Quelques notes, tout de même, notes de notes, celles de bas de page qui traduisent et commentent, précisent :

p. 164/6 : l'affiche. Note à la phrase suivante de Camus (l'action se situe pendant l'occupation allemande à Paris : « Nous étions les plus forts. » L'éditrice dit, en substance : « Référence à une affiche de propagande dont le slogan était : Nous vaincrons parce que nous sommes les plus forts. » L'affiche montre une carte du monde où l'on peut comparer l'importance des colonies des empires français et anglais à la petitesse des zones occupées par l'Allemagne... On peut encore trouver ce genre de choses aujourd'hui. Mais en pire...

p. 166/21 : l'éditrice explique et traduit l'expression : le général trouve toujours que la soupe est bonne. Et ajoute cette chose curieuse, en substance : « Le principal sujet de conversation du Français d'alors était combien il était heureux et mangeait bien avant la guerre et combien il serait heureux et mangerait bien après. Il essayait d'ignorer le présent. »

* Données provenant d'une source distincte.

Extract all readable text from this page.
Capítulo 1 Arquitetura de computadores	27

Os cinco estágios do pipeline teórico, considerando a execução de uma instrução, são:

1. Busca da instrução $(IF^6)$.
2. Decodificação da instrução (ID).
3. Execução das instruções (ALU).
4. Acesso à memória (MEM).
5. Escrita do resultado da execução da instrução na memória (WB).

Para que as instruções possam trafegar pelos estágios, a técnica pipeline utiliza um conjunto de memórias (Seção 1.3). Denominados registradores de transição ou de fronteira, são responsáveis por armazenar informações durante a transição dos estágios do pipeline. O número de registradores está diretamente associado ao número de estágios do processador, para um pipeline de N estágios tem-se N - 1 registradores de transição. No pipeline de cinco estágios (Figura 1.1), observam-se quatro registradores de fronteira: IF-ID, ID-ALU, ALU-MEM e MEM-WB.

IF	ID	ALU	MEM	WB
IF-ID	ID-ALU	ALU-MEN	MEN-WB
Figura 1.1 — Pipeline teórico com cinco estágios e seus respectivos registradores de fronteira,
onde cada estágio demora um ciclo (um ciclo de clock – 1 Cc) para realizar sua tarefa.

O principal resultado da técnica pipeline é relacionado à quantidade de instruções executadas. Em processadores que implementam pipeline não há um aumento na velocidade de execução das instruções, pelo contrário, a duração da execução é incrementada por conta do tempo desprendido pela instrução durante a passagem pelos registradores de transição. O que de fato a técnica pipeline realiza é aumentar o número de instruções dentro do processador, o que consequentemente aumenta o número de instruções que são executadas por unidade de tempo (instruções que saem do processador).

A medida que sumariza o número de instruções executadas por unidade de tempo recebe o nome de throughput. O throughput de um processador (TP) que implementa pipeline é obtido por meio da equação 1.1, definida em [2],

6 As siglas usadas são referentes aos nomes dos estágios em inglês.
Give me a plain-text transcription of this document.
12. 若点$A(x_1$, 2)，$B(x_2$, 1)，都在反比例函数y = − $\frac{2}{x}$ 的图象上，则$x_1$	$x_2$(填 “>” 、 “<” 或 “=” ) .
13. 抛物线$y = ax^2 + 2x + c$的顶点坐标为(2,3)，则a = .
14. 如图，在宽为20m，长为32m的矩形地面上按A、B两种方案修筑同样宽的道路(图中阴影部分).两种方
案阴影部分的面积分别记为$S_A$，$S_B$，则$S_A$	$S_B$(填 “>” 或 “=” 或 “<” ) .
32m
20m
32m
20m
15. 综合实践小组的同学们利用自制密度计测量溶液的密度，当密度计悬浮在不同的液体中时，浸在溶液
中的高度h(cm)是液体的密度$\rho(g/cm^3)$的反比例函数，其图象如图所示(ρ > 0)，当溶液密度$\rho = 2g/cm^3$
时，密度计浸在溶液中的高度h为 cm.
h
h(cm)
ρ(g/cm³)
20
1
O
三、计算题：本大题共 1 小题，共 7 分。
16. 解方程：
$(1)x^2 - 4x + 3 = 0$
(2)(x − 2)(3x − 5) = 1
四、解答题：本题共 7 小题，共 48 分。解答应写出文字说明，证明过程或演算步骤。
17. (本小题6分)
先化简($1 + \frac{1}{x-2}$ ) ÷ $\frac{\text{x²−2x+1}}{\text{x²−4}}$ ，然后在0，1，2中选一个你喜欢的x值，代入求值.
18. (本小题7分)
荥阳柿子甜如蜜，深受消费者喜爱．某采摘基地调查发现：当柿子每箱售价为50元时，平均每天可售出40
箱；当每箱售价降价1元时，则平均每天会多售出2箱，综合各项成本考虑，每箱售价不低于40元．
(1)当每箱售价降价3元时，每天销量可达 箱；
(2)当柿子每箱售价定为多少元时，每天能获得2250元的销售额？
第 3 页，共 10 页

p. 168/30 : dans la pièce, échange véhément dans un embouteillage dont : « Va repriser les chaussettes de ton mari ! » ainsi commenté par l'éditrice : « Unkind reference to women drivers. » Puis, pour cet autre échange :
« Et les flics, qu'est-ce qu'ils foutent ! Des flics, bon Dieu ! » :
« People were upset, exchanged insults and pleaded for policeman. » Comme c'est charmant...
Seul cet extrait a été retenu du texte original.